In the case of microarray data, all array elements corresponding to a
single gene are mapped to a single identification number, via an internal
Microsoft Access database that contains a Unigene-GenBank ID relation table
(extracted from the NCBI databases) [31], an annotation table for genes with
Unigene IDs, and an annotation table for genes without Unigene IDs.
The
internal database collates all gene IDs for a given gene and assigns a single
BaseGenBankID, which becomes a part of the criteria (CRI) file.

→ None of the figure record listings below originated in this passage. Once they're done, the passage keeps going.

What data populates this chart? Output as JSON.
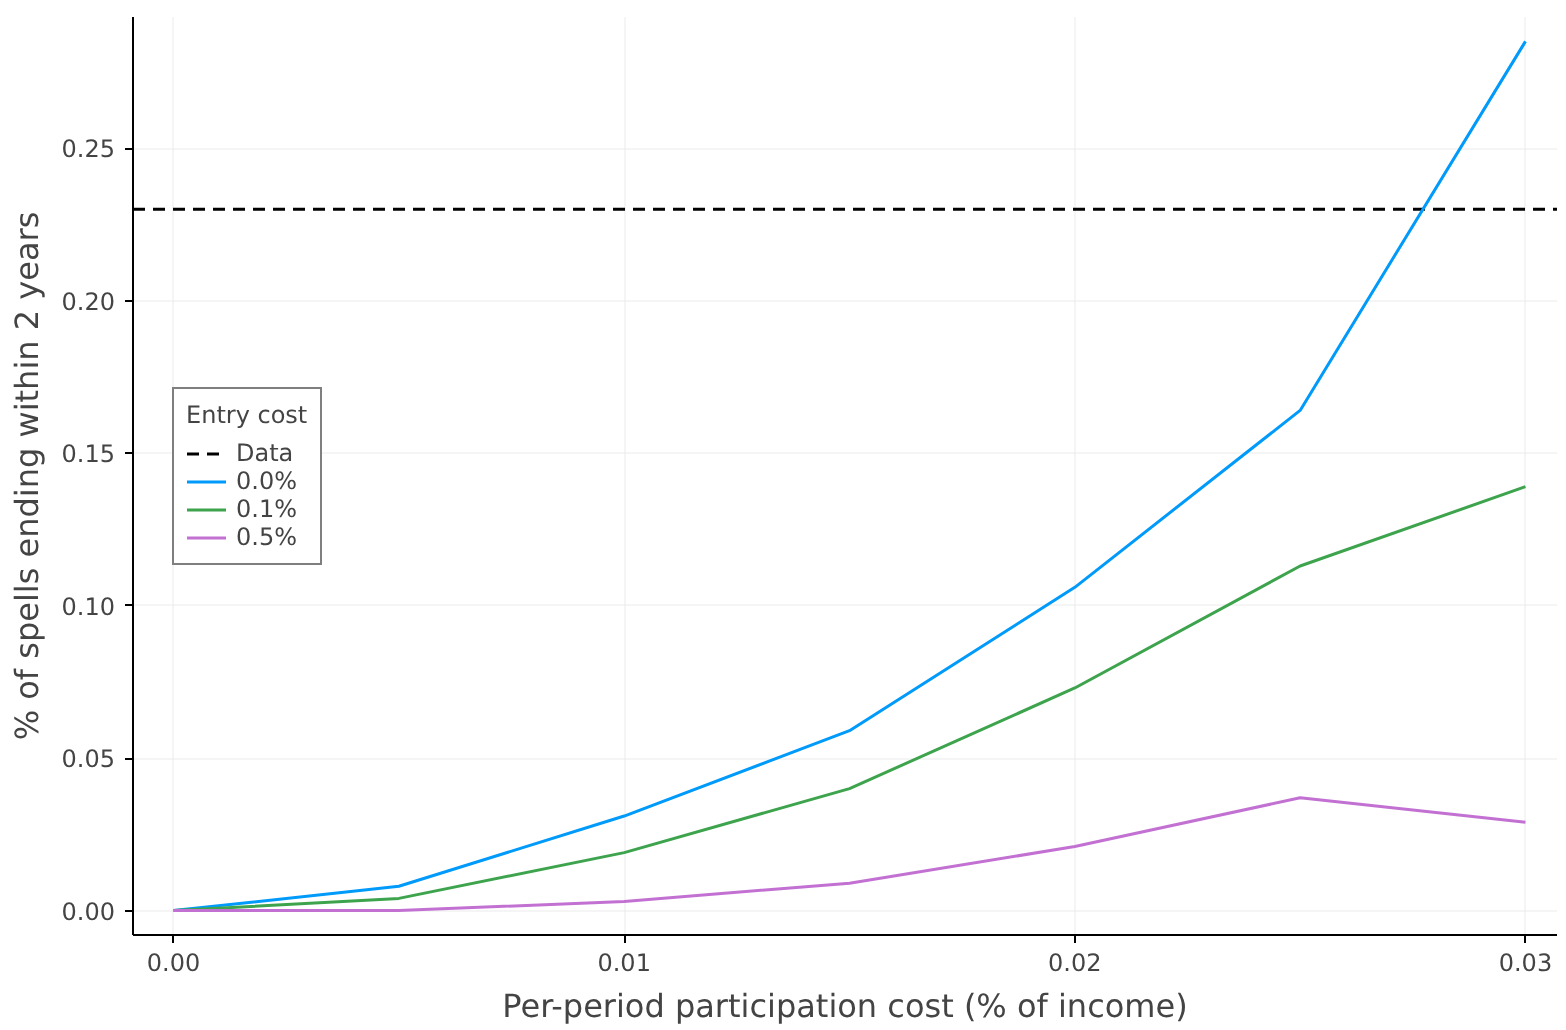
{
  "chart_data": {
    "type": "line",
    "xlabel": "Per-period participation cost (% of income)",
    "ylabel": "% of spells ending within 2 years",
    "legend_title": "Entry cost",
    "x": [
      0,
      0.005,
      0.01,
      0.015,
      0.02,
      0.025,
      0.03
    ],
    "series": [
      {
        "name": "0.0%",
        "color": "#009afa",
        "values": [
          0.0,
          0.008,
          0.031,
          0.059,
          0.106,
          0.164,
          0.285
        ]
      },
      {
        "name": "0.1%",
        "color": "#3da44d",
        "values": [
          0.0,
          0.004,
          0.019,
          0.04,
          0.073,
          0.113,
          0.139
        ]
      },
      {
        "name": "0.5%",
        "color": "#c271d2",
        "values": [
          0.0,
          0.0,
          0.003,
          0.009,
          0.021,
          0.037,
          0.029
        ]
      }
    ],
    "ref_lines": [
      {
        "axis": "y",
        "value": 0.23,
        "label": "Data",
        "color": "#000000",
        "line_style": "dashed"
      }
    ],
    "xlim": [
      -0.0009,
      0.0307
    ],
    "ylim": [
      -0.008,
      0.293
    ],
    "xticks": [
      {
        "value": 0,
        "label": "0.00"
      },
      0.01,
      0.02,
      0.03
    ],
    "yticks": [
      {
        "value": 0,
        "label": "0.00"
      },
      0.05,
      {
        "value": 0.1,
        "label": "0.10"
      },
      0.15,
      {
        "value": 0.2,
        "label": "0.20"
      },
      0.25
    ],
    "grid": true,
    "legend": "left",
    "line_style": "solid",
    "marker": "none"
  }
}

Color criteria for individual gene tags are defined according to the
attributes of the HTP data, which usually include parameters describing the
relative expression level and data quality. Criteria are specified using logical
expressions (>, <, =, AND, OR, NOT, FOLDCHANGE > 3 AND CHANGECALL =
'I') (see Table 1). Color criteria for pathway tags are defined according to the
number (or percentage) of genes in the pathway that meet the criteria specified
for the individual gene tag (Fig. 1B).
The CRI files containing the microarray or other HTP data and selection
criteria are then loaded into the WPS program. Multiple CRI files, corresponding
to multiple HTP experiments, can be analyzed simultaneously. WPS first sorts
the HTP data into groups according to the criteria specified by the user. WPS
then retrieves the first gene in the pathway (PSCP), determines which set of
criteria it meets, and then assigns it the corresponding color code. This process
is then repeated sequentially for each gene in the pathway until every gene has
been assigned a color code. WPS then assigns a color code to each pathway in
the file according to the number (or percentage) of genes in the pathway that are
up- or down-regulated, as defined by the user.
Multiple pathways can be
analyzed and displayed at one time (see results). If data from multiple HTP
datasets are displayed on the same pathway, both pathway and gene tags are
viewed as discrete boxes (where each box represents data from one
experiment). WPS also provides the option of using a gradient of colors to reflect
the gene expression levels by the intensity of color (not shown).
Since many genes are detected by multiple probesets that co-exist in a
dataset in many microarray platforms, and their behaviors can be quite different.
In many cases, this reflects splicing variation under different physiological
conditions but could also reflect bad probeset design. It becomes critical how
these are handled. WPS handles such cases in multiple levels: 1) virtually
remove “bad” probesets during CRI criteria setting using quality call as a criteria
in addition to quantity data, 2) use hierarchical method to prioritize probesets and
use first matching criteria as the call for gene, 3) give user access to all
probesets for a particular gene in popup Data Details window, allowing them to
be aware of conflicts and apply their own handling rules, and 4) include each
gene only once in Fisher’s exact test evaluations. Together these steps give the
user considerable flexibility without sacrificing any data in this important and
evolving aspect of microarray analysis.